The exit has a phi that's within a loop iteration set by another loop:
;; basic block 387, loop depth 3, count 10110500 (estimated locally, freq
31.7034), maybe hot
;; prev block 386, next block 388, flags: (NEW, REACHABLE, VISITED)
;; pred: 458 [always] count:9028929 (estimated locally, freq 28.3119)
(FALLTHRU,DFS_BACK,EXECUTABLE)
;; 386 [always] count:1081571 (estimated locally, freq 3.3915)
(FALLTHRU,EXECUTABLE)
# RANGE [irange] int [0, +INF]
so this can't really be vectorized with early exits.

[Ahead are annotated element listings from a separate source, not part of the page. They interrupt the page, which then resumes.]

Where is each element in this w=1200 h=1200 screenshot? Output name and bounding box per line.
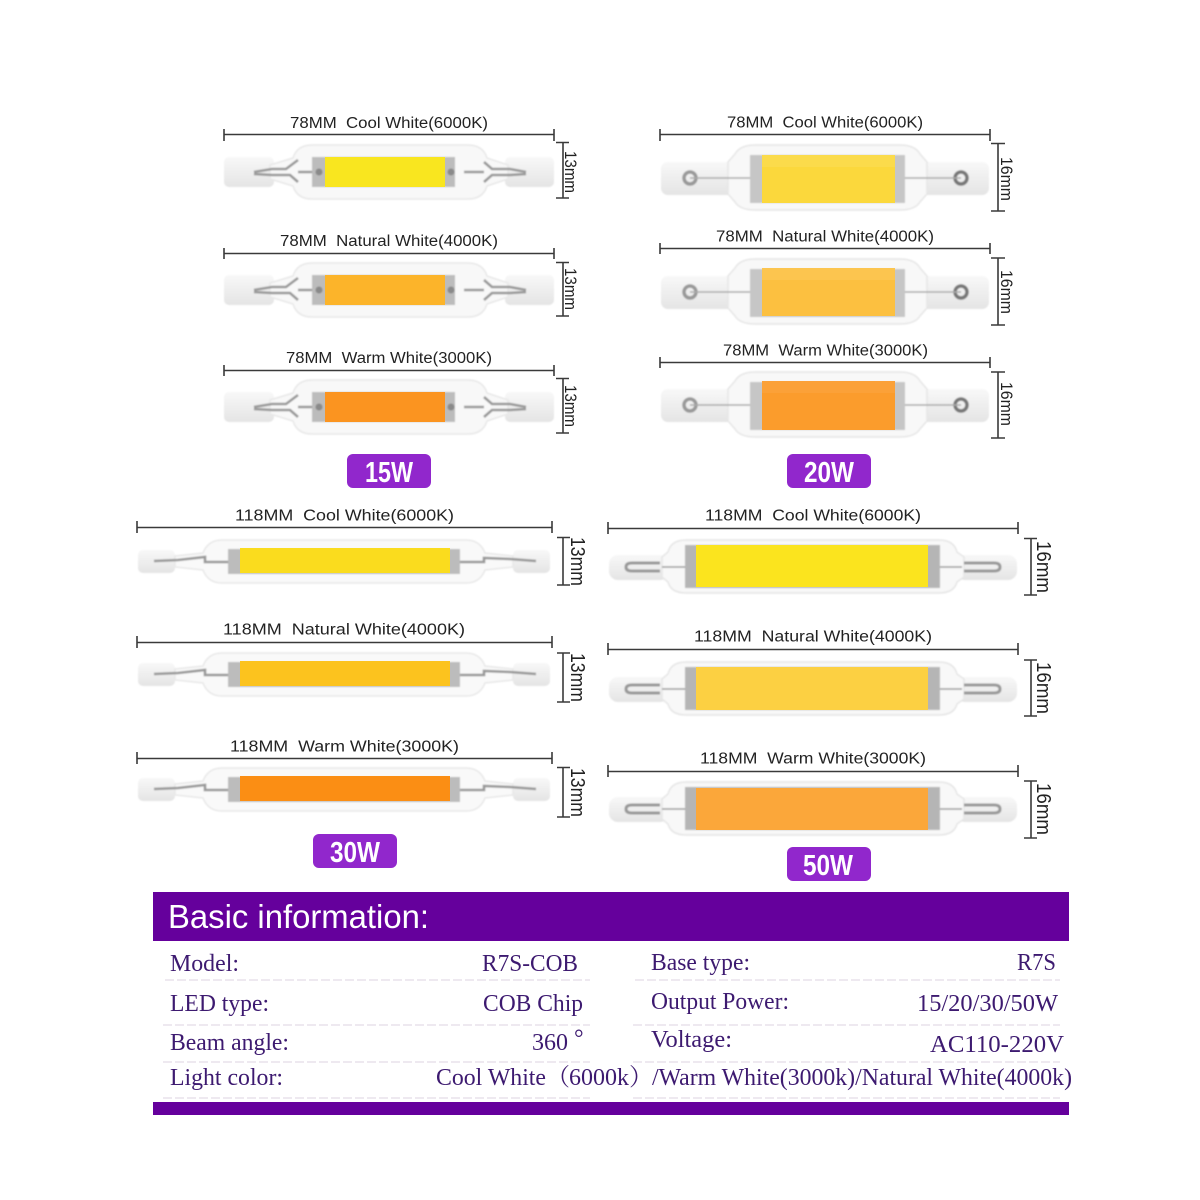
- bulb: 30W cool white: [137, 508, 588, 586]
- panel: basic information table: [153, 892, 1072, 1115]
- badge: 50W: [787, 847, 871, 882]
- bulb: 15W warm white: 78MM Warm White(3000K): [286, 350, 492, 367]
- badge: 20W: [787, 454, 871, 489]
- row: light color: /Warm White(3000k)/Natural White(4000k): [652, 1065, 1072, 1091]
- bulb: 50W warm white: 16mm: [1032, 783, 1054, 835]
- bulb: 50W cool white: [608, 508, 1054, 595]
- badge: 50W: 50W: [803, 850, 854, 882]
- row: light color: [163, 1065, 1072, 1098]
- panel: 15W bulbs: [224, 115, 580, 489]
- table header: [153, 892, 1069, 941]
- row: LED type and output power: Output Power:: [651, 989, 789, 1015]
- bulb: 30W warm white: [137, 738, 588, 817]
- badge: 20W: 20W: [804, 457, 855, 489]
- bulb: 20W warm white: [660, 342, 1016, 438]
- row: light color: （: [546, 1065, 570, 1091]
- bulb: 20W warm white: 78MM Warm White(3000K): [723, 342, 928, 360]
- row: model and base type: Base type:: [651, 950, 750, 976]
- bulb: 30W warm white: 118MM Warm White(3000K): [230, 738, 459, 756]
- bulb: 15W cool white: 78MM Cool White(6000K): [290, 115, 488, 132]
- row: light color: 6000k: [569, 1065, 629, 1091]
- badge: 30W: [313, 834, 397, 869]
- bulb: 30W natural white: 13mm: [566, 653, 588, 702]
- row: LED type and output power: LED type:: [170, 991, 269, 1017]
- bulb: 50W natural white: [608, 628, 1054, 716]
- row: beam angle and voltage: °: [574, 1026, 584, 1052]
- row: model and base type: Model:: [170, 951, 239, 977]
- row: model and base type: [165, 950, 1060, 980]
- row: LED type and output power: COB Chip: [483, 991, 583, 1017]
- panel: 30W bulbs: [137, 508, 588, 869]
- bulb: 50W natural white: 118MM Natural White(4000K): [694, 628, 932, 646]
- row: beam angle and voltage: AC110-220V: [930, 1032, 1065, 1058]
- row: LED type and output power: 15/20/30/50W: [917, 991, 1058, 1017]
- bulb: 15W natural white: 13mm: [561, 268, 580, 310]
- bulb: 20W natural white: 78MM Natural White(4000K): [716, 228, 934, 246]
- bulb: 50W cool white: 16mm: [1032, 541, 1054, 593]
- bulb: 30W cool white: 13mm: [566, 537, 588, 586]
- bulb: 50W cool white: 118MM Cool White(6000K): [705, 508, 921, 524]
- badge: 15W: 15W: [365, 457, 413, 489]
- bulb: 20W cool white: 16mm: [997, 157, 1016, 201]
- bulb: 20W natural white: [660, 228, 1016, 325]
- bulb: 15W cool white: 13mm: [561, 151, 580, 193]
- bulb: 15W cool white: [224, 115, 580, 199]
- badge: 15W: [347, 454, 431, 489]
- bulb: 30W cool white: 118MM Cool White(6000K): [235, 508, 454, 524]
- bulb: 20W warm white: 16mm: [997, 382, 1016, 426]
- bulb: 15W natural white: 78MM Natural White(4000K): [280, 233, 498, 250]
- row: model and base type: R7S-COB: [482, 951, 578, 977]
- bulb: 50W warm white: [608, 750, 1054, 838]
- table header: Basic information:: [168, 898, 429, 935]
- row: light color: Cool White: [436, 1065, 546, 1091]
- bulb: 30W natural white: 118MM Natural White(4000K): [223, 622, 465, 638]
- bulb: 20W natural white: 16mm: [997, 270, 1016, 314]
- bulb: 15W natural white: [224, 233, 580, 317]
- row: light color: ）: [629, 1065, 653, 1091]
- badge: 30W: 30W: [330, 837, 381, 869]
- row: beam angle and voltage: 360: [532, 1030, 568, 1056]
- row: beam angle and voltage: Voltage:: [651, 1027, 732, 1053]
- row: model and base type: R7S: [1017, 950, 1056, 976]
- bulb: 15W warm white: [224, 350, 580, 434]
- panel: 20W bulbs: [660, 114, 1016, 489]
- panel: 50W bulbs: [608, 508, 1054, 882]
- bulb: 20W cool white: [660, 114, 1016, 211]
- row: beam angle and voltage: [163, 1026, 1065, 1062]
- row: LED type and output power: [163, 989, 1060, 1025]
- bulb: 30W warm white: 13mm: [566, 768, 588, 817]
- bulb: 15W warm white: 13mm: [561, 385, 580, 427]
- row: beam angle and voltage: Beam angle:: [170, 1030, 289, 1056]
- bulb: 50W warm white: 118MM Warm White(3000K): [700, 750, 926, 768]
- row: light color: Light color:: [170, 1065, 283, 1091]
- bulb: 50W natural white: 16mm: [1032, 662, 1054, 714]
- bulb: 30W natural white: [137, 622, 588, 702]
- table footer bar: [153, 1102, 1069, 1115]
- bulb: 20W cool white: 78MM Cool White(6000K): [727, 114, 923, 132]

So we need something like this
diff --git a/gcc/tree-vect-loop.cc b/gcc/tree-vect-loop.cc
index bb1138bfcfb..05ae7beb1cc 100644
--- a/gcc/tree-vect-loop.cc
+++ b/gcc/tree-vect-loop.cc
@@ -1883,6 +1883,12 @@ vect_analyze_loop_form (class loop *loop, gimple
*loop_vectorized_call,
return opt_result::failure_at (vect_location,
"not vectorized:"
" abnormal loop exit edge.\n");
+
+ for (auto pred : e->src->preds)
+ if (pred->src->loop_father != loop)
+ return opt_result::failure_at (vect_location,
+ "not vectorized:"
+ " abnormal loop incoming edge.\n");
}
info->conds
but should also be ok if one of the preds is the loop pre-header (so the patch
above is too strict).
This weirdness is happening because next_ci itself is a loop, that gets inlined
into the while condition.
Working on a small reproducer and patch.